Saturday, March 03, 2007

Turkey's ex-president Evren probed for Kurd remarks

Reuters - By Gareth Jones

ANKARA, - State prosecutors have launched a criminal investigation into ex-president Kenan Evren, leader of a 1980 military coup, over his call for decentralising power in Turkey, the state Anatolian news agency said on Friday. Evren, 88, told the Sabah newspaper this week he favoured giving more powers to the provinces, and he dismissed fears this would embolden Turkey's Kurds -- "our brothers" -- to push for independence.

Ironically, Evren once denied the very existence of Kurds in Turkey, describing them as "mountain Turks" whose name came from the squelching noise their boots made when walking in the snow. After the coup, he restricted the use of the Kurdish language.

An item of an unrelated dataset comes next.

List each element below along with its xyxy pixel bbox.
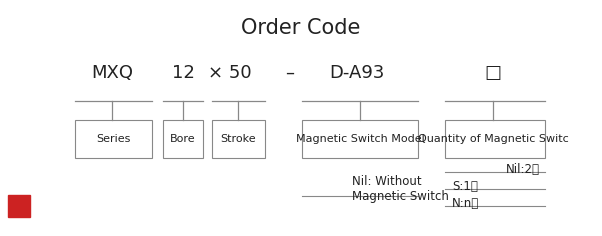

Anatolian quoted prosecutor Mehmet Yurtseven in Evren's home province of Mugla as saying: "I have given the necessary order to the relevant departments. We have begun an investigation. If there is a crime, we will do what is needed."

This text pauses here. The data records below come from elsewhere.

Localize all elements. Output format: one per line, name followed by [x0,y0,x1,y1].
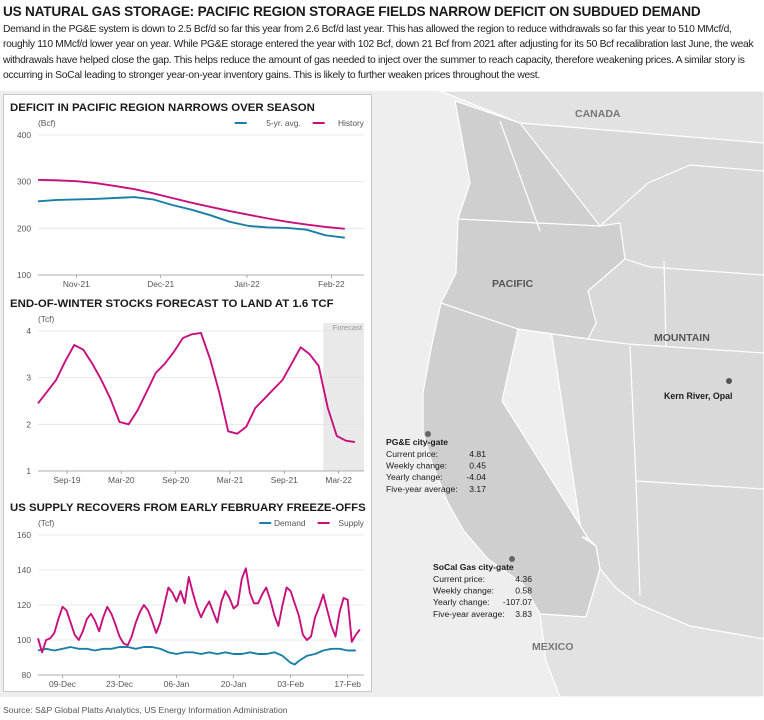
pge-row-value: 0.45 [469,461,486,471]
x-tick-label: 23-Dec [106,679,133,689]
chart-2: END-OF-WINTER STOCKS FORECAST TO LAND AT… [10,298,364,485]
series-line-stocks [37,331,356,444]
mexico-region [539,567,764,698]
map-svg: CANADA PACIFIC MOUNTAIN MEXICO Kern Rive… [386,90,764,698]
socal-row-label: Five-year average: [433,609,505,619]
socal-row-value: 0.58 [515,586,532,596]
socal-row-value: -107.07 [503,597,532,607]
map-label-mexico: MEXICO [532,641,573,653]
chart-3: US SUPPLY RECOVERS FROM EARLY FEBRUARY F… [10,502,366,689]
x-tick-label: 06-Jan [164,679,190,689]
y-tick-label: 1 [26,466,31,476]
pge-row-value: 4.81 [469,449,486,459]
forecast-shading [323,323,364,471]
y-tick-label: 200 [17,223,31,233]
socal-row-label: Weekly change: [433,586,494,596]
x-tick-label: Mar-20 [108,475,135,485]
forecast-label: Forecast [332,323,362,332]
socal-row-label: Current price: [433,574,485,584]
x-tick-label: 17-Feb [334,679,361,689]
chart-unit-label: (Bcf) [38,118,56,128]
map-label-pacific: PACIFIC [492,278,534,290]
x-tick-label: 09-Dec [49,679,76,689]
intro-paragraph: Demand in the PG&E system is down to 2.5… [3,24,754,81]
pge-row-value: 3.17 [469,484,486,494]
pge-row-value: -4.04 [466,472,486,482]
chart-unit-label: (Tcf) [38,314,54,324]
socal-price-box: SoCal Gas city-gate Current price: 4.36 We… [433,562,532,619]
socal-marker[interactable] [509,556,515,562]
y-tick-label: 3 [26,373,31,383]
chart-title: DEFICIT IN PACIFIC REGION NARROWS OVER S… [10,102,315,114]
kern-river-marker[interactable] [726,378,732,384]
legend-label: Demand [274,518,306,528]
legend-label: Supply [338,518,364,528]
state-borders [440,120,764,597]
y-tick-label: 80 [22,670,32,680]
pge-title: PG&E city-gate [386,437,448,447]
x-tick-label: Nov-21 [63,279,90,289]
x-tick-label: Feb-22 [318,279,345,289]
headline: US NATURAL GAS STORAGE: PACIFIC REGION S… [3,4,701,19]
series-line-history [37,178,345,230]
pge-row-label: Five-year average: [386,484,458,494]
y-tick-label: 140 [17,565,31,575]
chart-title: END-OF-WINTER STOCKS FORECAST TO LAND AT… [10,298,334,310]
y-tick-label: 400 [17,130,31,140]
x-tick-label: 03-Feb [277,679,304,689]
charts-panel: DEFICIT IN PACIFIC REGION NARROWS OVER S… [3,94,372,692]
legend-label: 5-yr. avg. [266,118,300,128]
charts-svg: DEFICIT IN PACIFIC REGION NARROWS OVER S… [10,102,366,689]
map-label-mountain: MOUNTAIN [654,332,710,344]
pge-row-label: Yearly change: [386,472,443,482]
x-tick-label: Mar-21 [217,475,244,485]
x-tick-label: Dec-21 [147,279,174,289]
y-tick-label: 100 [17,270,31,280]
canada-region [439,90,764,144]
chart-unit-label: (Tcf) [38,518,54,528]
y-tick-label: 2 [26,419,31,429]
kern-river-label: Kern River, Opal [664,391,732,401]
legend-label: History [338,118,365,128]
map-label-canada: CANADA [575,108,621,120]
socal-row-value: 4.36 [515,574,532,584]
x-tick-label: Sep-19 [53,475,80,485]
chart-title: US SUPPLY RECOVERS FROM EARLY FEBRUARY F… [10,502,366,514]
y-tick-label: 100 [17,635,31,645]
x-tick-label: 20-Jan [221,679,247,689]
series-line-supply [37,567,361,654]
pge-row-label: Current price: [386,449,438,459]
pge-row-label: Weekly change: [386,461,447,471]
chart-1: DEFICIT IN PACIFIC REGION NARROWS OVER S… [10,102,365,289]
series-line-demand [37,646,356,666]
socal-title: SoCal Gas city-gate [433,562,514,572]
socal-row-value: 3.83 [515,609,532,619]
socal-row-label: Yearly change: [433,597,490,607]
y-tick-label: 120 [17,600,31,610]
source-note: Source: S&P Global Platts Analytics, US … [3,705,288,715]
y-tick-label: 4 [26,326,31,336]
x-tick-label: Mar-22 [325,475,352,485]
x-tick-label: Sep-20 [162,475,189,485]
x-tick-label: Jan-22 [234,279,260,289]
x-tick-label: Sep-21 [271,475,298,485]
series-line-5-yr-avg- [37,196,345,239]
pacific-region [422,100,626,618]
pge-marker[interactable] [425,431,431,437]
y-tick-label: 160 [17,530,31,540]
pge-price-box: PG&E city-gate Current price: 4.81 Weekly … [386,437,486,494]
y-tick-label: 300 [17,177,31,187]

The agency quoted Ayla Kara, head of Mugla's bar association, as saying she thought Evren should be tried for his remarks because they would give a boost to separatist groups.

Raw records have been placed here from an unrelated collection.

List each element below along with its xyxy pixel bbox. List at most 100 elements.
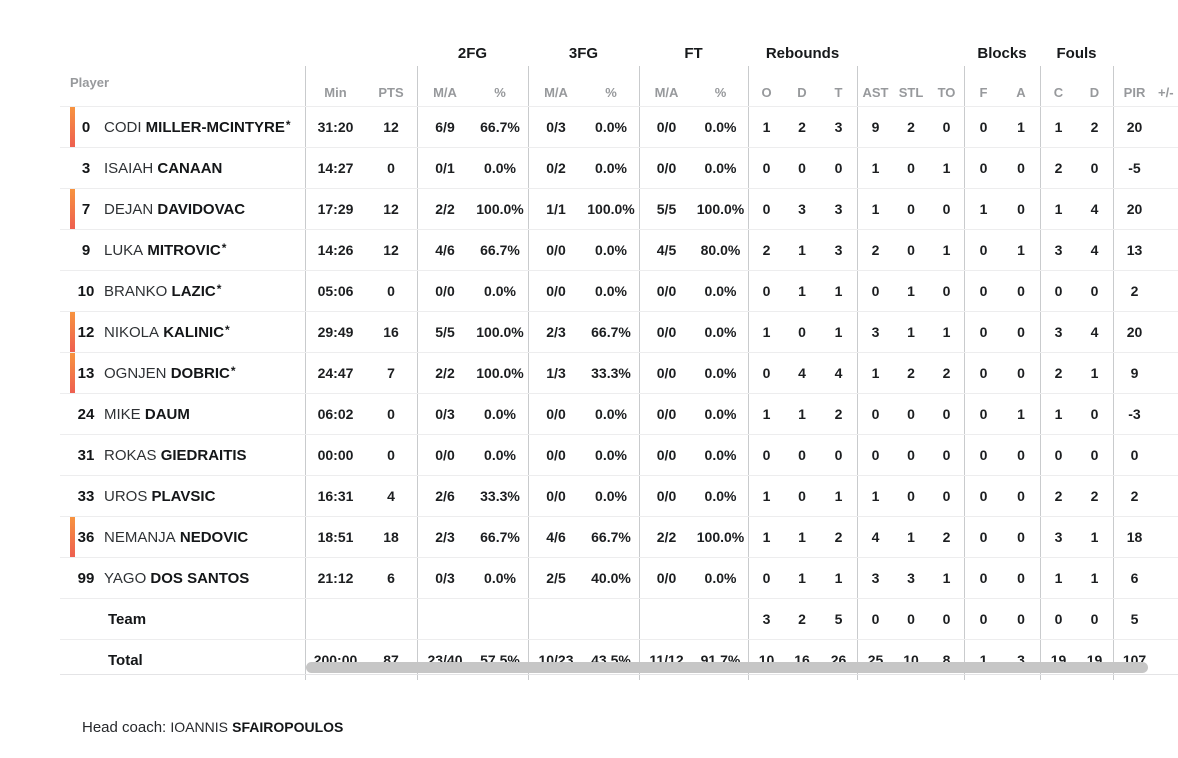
- stat-ast: 3: [857, 312, 893, 352]
- stat-min: 05:06: [305, 271, 365, 311]
- stat-3fg-ma: 2/3: [528, 312, 583, 352]
- group-spacer-player: [60, 40, 305, 66]
- player-first-name: CODI: [104, 118, 142, 136]
- player-cell: 12 NIKOLA KALINIC*: [60, 312, 305, 352]
- starter-asterisk: *: [230, 363, 236, 378]
- stat-to: 1: [942, 324, 951, 340]
- stat-3fg-ma: 0/0: [528, 230, 583, 270]
- stat-2fg-ma: 4/6: [417, 230, 472, 270]
- stat-foul-d: 0: [1090, 283, 1099, 299]
- stat-pir: 2: [1113, 271, 1155, 311]
- stat-to: 0: [942, 406, 951, 422]
- column-header-blk-f: F: [964, 66, 1002, 106]
- stat-ft-pct: 0.0%: [704, 324, 737, 340]
- stat-3fg-pct: 0.0%: [595, 119, 627, 135]
- stat-blk-a: 0: [1017, 160, 1025, 176]
- stat-stl: 1: [907, 324, 915, 340]
- group-spacer-pir: [1113, 40, 1178, 66]
- stat-blk-a: 0: [1017, 365, 1025, 381]
- stat-foul-d: 2: [1090, 488, 1099, 504]
- stat-reb-o: 0: [748, 189, 784, 229]
- stat-foul-c: 3: [1040, 230, 1076, 270]
- stat-stl: 2: [907, 365, 915, 381]
- stat-stl: 0: [907, 447, 915, 463]
- stat-3fg-ma: 1/1: [528, 189, 583, 229]
- box-score-table: 2FG 3FG FT Rebounds Blocks Fouls Player …: [60, 40, 1178, 680]
- stat-ft-pct: 0.0%: [704, 570, 737, 586]
- stat-reb-t: 3: [834, 119, 843, 135]
- table-row: 3 ISAIAH CANAAN 14:27 0 0/1 0.0% 0/2 0.0…: [60, 147, 1178, 188]
- stat-reb-d: 3: [798, 201, 806, 217]
- stat-ft-ma: 0/0: [639, 435, 693, 475]
- stat-stl: 3: [907, 570, 915, 586]
- stat-min: 17:29: [305, 189, 365, 229]
- stat-3fg-pct: 0.0%: [595, 488, 627, 504]
- group-header-rebounds: Rebounds: [765, 44, 840, 62]
- column-header-min: Min: [305, 66, 365, 106]
- stat-pir: 2: [1113, 476, 1155, 516]
- stat-ft-ma: 0/0: [639, 353, 693, 393]
- stat-reb-t: 2: [834, 529, 843, 545]
- column-header-reb-d: D: [797, 85, 807, 100]
- horizontal-scrollbar-thumb[interactable]: [306, 662, 1148, 673]
- stat-foul-c: 0: [1040, 599, 1076, 639]
- stat-foul-d: 2: [1090, 119, 1099, 135]
- on-court-indicator: [70, 107, 75, 147]
- table-row: 33 UROS PLAVSIC 16:31 4 2/6 33.3% 0/0 0.…: [60, 475, 1178, 516]
- player-name: UROS PLAVSIC: [104, 488, 216, 505]
- player-first-name: ISAIAH: [104, 159, 154, 177]
- player-name: ROKAS GIEDRAITIS: [104, 447, 248, 464]
- stat-reb-d: 0: [798, 488, 806, 504]
- stat-blk-a: 1: [1017, 119, 1025, 135]
- player-last-name: LAZIC: [171, 282, 216, 300]
- stat-min: 24:47: [305, 353, 365, 393]
- player-cell: 13 OGNJEN DOBRIC*: [60, 353, 305, 393]
- row-label: Total: [108, 651, 143, 669]
- player-cell: 36 NEMANJA NEDOVIC: [60, 517, 305, 557]
- stat-reb-t: 5: [834, 611, 843, 627]
- player-name: NEMANJA NEDOVIC: [104, 529, 249, 546]
- stat-ast: 0: [857, 435, 893, 475]
- on-court-indicator: [70, 353, 75, 393]
- stat-reb-o: 0: [748, 558, 784, 598]
- player-last-name: DOBRIC: [170, 364, 230, 382]
- stat-reb-t: 0: [834, 447, 843, 463]
- stat-ast: 0: [857, 394, 893, 434]
- stat-3fg-ma: [528, 599, 583, 639]
- player-name: YAGO DOS SANTOS: [104, 570, 250, 587]
- table-row: 36 NEMANJA NEDOVIC 18:51 18 2/3 66.7% 4/…: [60, 516, 1178, 557]
- stat-ast: 3: [857, 558, 893, 598]
- jersey-number: 31: [77, 446, 95, 464]
- stat-pir: 6: [1113, 558, 1155, 598]
- stat-foul-c: 0: [1040, 271, 1076, 311]
- player-last-name: NEDOVIC: [179, 528, 249, 546]
- stat-blk-f: 0: [964, 148, 1002, 188]
- player-first-name: NEMANJA: [104, 528, 176, 546]
- stat-pts: 18: [383, 529, 399, 545]
- player-cell: 3 ISAIAH CANAAN: [60, 148, 305, 188]
- player-last-name: PLAVSIC: [151, 487, 216, 505]
- stat-blk-f: 0: [964, 558, 1002, 598]
- table-row: 12 NIKOLA KALINIC* 29:49 16 5/5 100.0% 2…: [60, 311, 1178, 352]
- player-last-name: MITROVIC: [147, 241, 221, 259]
- stat-pir: 20: [1113, 107, 1155, 147]
- stat-plus-minus: [1155, 558, 1178, 598]
- player-cell: 0 CODI MILLER-MCINTYRE*: [60, 107, 305, 147]
- stat-reb-o: 1: [748, 476, 784, 516]
- row-label: Team: [108, 610, 147, 628]
- stat-2fg-pct: 0.0%: [484, 406, 516, 422]
- stat-ft-pct: 0.0%: [704, 160, 737, 176]
- stat-foul-c: 3: [1040, 517, 1076, 557]
- stat-pts: 0: [387, 160, 395, 176]
- stat-reb-d: 1: [798, 529, 806, 545]
- stat-pir: 20: [1113, 189, 1155, 229]
- stat-ft-ma: 0/0: [639, 107, 693, 147]
- player-first-name: UROS: [104, 487, 148, 505]
- stat-blk-a: 3: [1017, 652, 1025, 668]
- stat-stl: 0: [907, 611, 915, 627]
- stat-blk-f: 0: [964, 517, 1002, 557]
- stat-ft-ma: 0/0: [639, 558, 693, 598]
- stat-3fg-ma: 0/0: [528, 435, 583, 475]
- table-row: 10 BRANKO LAZIC* 05:06 0 0/0 0.0% 0/0 0.…: [60, 270, 1178, 311]
- stat-reb-o: 1: [748, 107, 784, 147]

Under the post-coup constitution drawn up under Evren and still in force, Turkey has a very centralised political system. Calls for redistributing power away from Ankara are rare because of fears this could reignite Kurdish separatism.

Security forces have been battling rebels of the Kurdistan Workers Party (PKK) in mainly Kurdish southeast Turkey since 1984 in a conflict that has claimed more than 30,000 lives.
In his interview with Sabah, Evren said Turkey had nothing to fear from devolving power to the regions.


"They keep saying Turkey's Kurds would declare independence. They would not. Why would they want to secede if they are given the same rights? We must treat the Kurds as brothers," he said.

Evren broke another Turkish taboo in his interview by saying Ankara should accept the reality of an independent Kurdish state in nearby northern Iraq. Turkey fears such a state would fan separatism among its own Kurds and destabilise the wider region.

Turkish media later quoted Evren saying he had never spoken of setting up a "federation" in Turkey.

As leader of the September 12, 1980, military coup, General Evren presided over the jailing of hundreds of thousands of people, the banning of trade unions and a purge of universities. Torture and other human rights violations were widespread.

He has defended those actions, saying Turkey was heading towards anarchy in the late 1970s as leftists and rightists clashed violently in the streets and on university campuses.

From 1982 Evren served a seven-year stint as president. He then retired to Marmaris in the Aegean province of Mugla and took up painting, mostly shunning the political limelight.

Last year, during the funeral of ex-premier Bulent Ecevit, Evren expressed regret about arresting Turkey's political leaders during the military coup.